A continuación transmitimos la primera de cinco partes del artículo «El segundo sexo»: no se nace feminista, que el escritor Carlos Monsiváis publicó en el volumen 20, de Debate Feminista, en octubre de 1999.
En 1949 se publica El segundo sexo de Simone de Beauvoir. En los años inmediatos a su salida son mínimas las repercusiones en América Latina, y los motivos de esta demora son entendibles.
No se dispone del espacio social y cultural, del ánimo receptivo que transforme las propuestas en decisiones de cambio. El patriarcado es un imperio feudal, en México por ejemplo las mujeres no votan, en varios países no existe el divorcio, el adulterio continúa estremeciendo a las buenas familias y alentando su morbo, incluso se combate el uso femenino de los pantalones.
En el campo de las profesiones la presencia de las mujeres es mínima y en la UNAM el porcentaje de alumnas no es mayor del 8 por ciento (el porcentaje de maestras es aún más bajo). A las sufragistas y feministas heroicas de los años veinte y treinta, las suceden en los cincuenta casos aislados de luchadoras sociales, de izquierdistas con frecuencia dogmáticas, de profesionistas a las que se respeta añadiendo en la admiración el condicionante : «A pesar de ser mujer…»
A fines de los cincuenta ‑acudo a mi testimonio por típico de un momento, no por excepcional- leo El segundo sexo con entusiasmo. Asimilo entonces el libro de un modo que hoy me avergüenza y entonces hallo natural: es un gran ensayo sobre La Mujer, que examina la naturaleza de sus desventajas. No voy más allá . A la distancia, me doy cuenta de mi «astucia»: elegí concentrarme en la forma y el método expositivo: «Muy mal que las discriminen, ¿pero qué puedo hacer?» Al recapitular, advierto mi incongruencia: ¿cómo me pudo apasionar un tratado que es un alegato, sin desprender de su lectura consecuencias políticas?
Reviso mi ejemplar de El segundo sexo y encuentro la profusión de subrayados y notas en los márgenes. Pero la perspectiva sobre lo femenino que me regía apenas se modificó. Muy probablemente, el cerco del pensamiento patriarcal era tan intenso que separaba orgánicamente la reflexión de la aplicación práctica, y se veía como «literatura» un examen radical de la opresión histórica y la construcción social de las mujeres.
No creo haber sido en esos años un sexista irrefrenable. Desde adolescente me fastidiaban los signos del atraso programado, muy en especial la partícula que ataba esclavistamente a la mujer con su marido«Fulana de Gómez, Perengana de Torres». (Lo sentía un herraje más que un sello matrimonial) También, había visto de cerca y admirado a las sobrevivientes del sufragismo mexicano de los veinte, con sus relatos de policías que persiguen a las activistas, las meten a una patrulla, van por otras, las detenidas escapan y todo vuelve a comenzar, mientras la propia izquierda las somete a discriminaciones. También atestigüé por compromisos militantes, la primera votación de mujeres en México, en 1955, que me emocionó o a lo mejor no, y de seguro me resultó un espectáculo fascinante, ese miedo reverencial al llegar a la casilla, ese empuñar de la papeleta como la llave de ingreso al mundo desconocido. Eso sí, pero nunca, seriamente, había revisado mis ideas sobre los derechos femeninos. Los aprobé sin responsabilizarme de mi punto de vista, reaccioné con enfado ante el maltrato machista a las mujeres, la arrogancia de los violadores, el desprecio a las activistas y sus luchas siempre tan aisladas y aislables. Pero mi rechazo sentimental de la injusticia no me comprometía a visión alguna de género.

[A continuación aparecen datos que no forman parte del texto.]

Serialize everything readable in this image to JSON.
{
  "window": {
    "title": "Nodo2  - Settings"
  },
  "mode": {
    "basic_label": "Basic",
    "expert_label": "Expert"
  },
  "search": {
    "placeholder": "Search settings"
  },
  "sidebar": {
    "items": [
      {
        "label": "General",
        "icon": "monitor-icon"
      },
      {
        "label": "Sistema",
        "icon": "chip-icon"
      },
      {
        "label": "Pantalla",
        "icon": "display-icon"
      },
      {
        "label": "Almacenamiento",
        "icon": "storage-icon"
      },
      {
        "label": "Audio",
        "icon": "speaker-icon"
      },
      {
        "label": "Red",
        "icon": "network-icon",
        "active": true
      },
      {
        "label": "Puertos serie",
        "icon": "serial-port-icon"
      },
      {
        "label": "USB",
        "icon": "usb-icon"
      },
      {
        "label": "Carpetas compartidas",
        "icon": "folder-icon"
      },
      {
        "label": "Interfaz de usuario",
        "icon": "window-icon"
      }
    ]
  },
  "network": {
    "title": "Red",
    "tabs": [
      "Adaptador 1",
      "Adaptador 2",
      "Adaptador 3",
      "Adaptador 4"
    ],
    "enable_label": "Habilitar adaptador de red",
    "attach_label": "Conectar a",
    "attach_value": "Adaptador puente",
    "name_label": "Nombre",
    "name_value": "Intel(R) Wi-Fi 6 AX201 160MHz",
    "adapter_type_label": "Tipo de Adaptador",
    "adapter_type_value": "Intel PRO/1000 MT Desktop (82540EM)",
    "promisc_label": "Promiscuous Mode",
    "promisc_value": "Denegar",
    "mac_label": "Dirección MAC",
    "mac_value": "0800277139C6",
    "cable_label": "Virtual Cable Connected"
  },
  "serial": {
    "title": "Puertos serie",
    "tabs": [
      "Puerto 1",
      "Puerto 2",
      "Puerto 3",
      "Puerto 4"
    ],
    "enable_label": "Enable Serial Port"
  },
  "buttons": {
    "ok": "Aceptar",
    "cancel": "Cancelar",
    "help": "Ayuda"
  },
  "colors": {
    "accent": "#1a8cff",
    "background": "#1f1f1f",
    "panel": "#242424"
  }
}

Le debo a Rosario Castellanos la relectura de El segundo sexo. Con su modo magisterial fundado en la ironía obstinada y cíclica, Castellanos me hizo consciente de las resonancias del libro. A ella El segundo sexo le había transformado, al modificar, organizándolo panorámicamente, su entendimiento de la condición femenina. Y como a ella a un grupo de universitarias de esas generaciones, por fin dueñas de un instrumento de precisión ideológica, histórica, sociológica, incluso científica.Y si se piensa que le atribuyo demasiado valor a un solo libro, recuérdense en las condiciones de la época, y el discurso político que aún se dirigía a La Mujer con lujo de paternalismo: «Estas manos que mecen la cuna» . Por eso fue tan aleccionador el influjo del Segundo sexo sobre Castellanos. Ya podía burlarse de sí misma, porque delimitaba su sarcasmo y lo convertía en parte de la crítica irónica al machismo.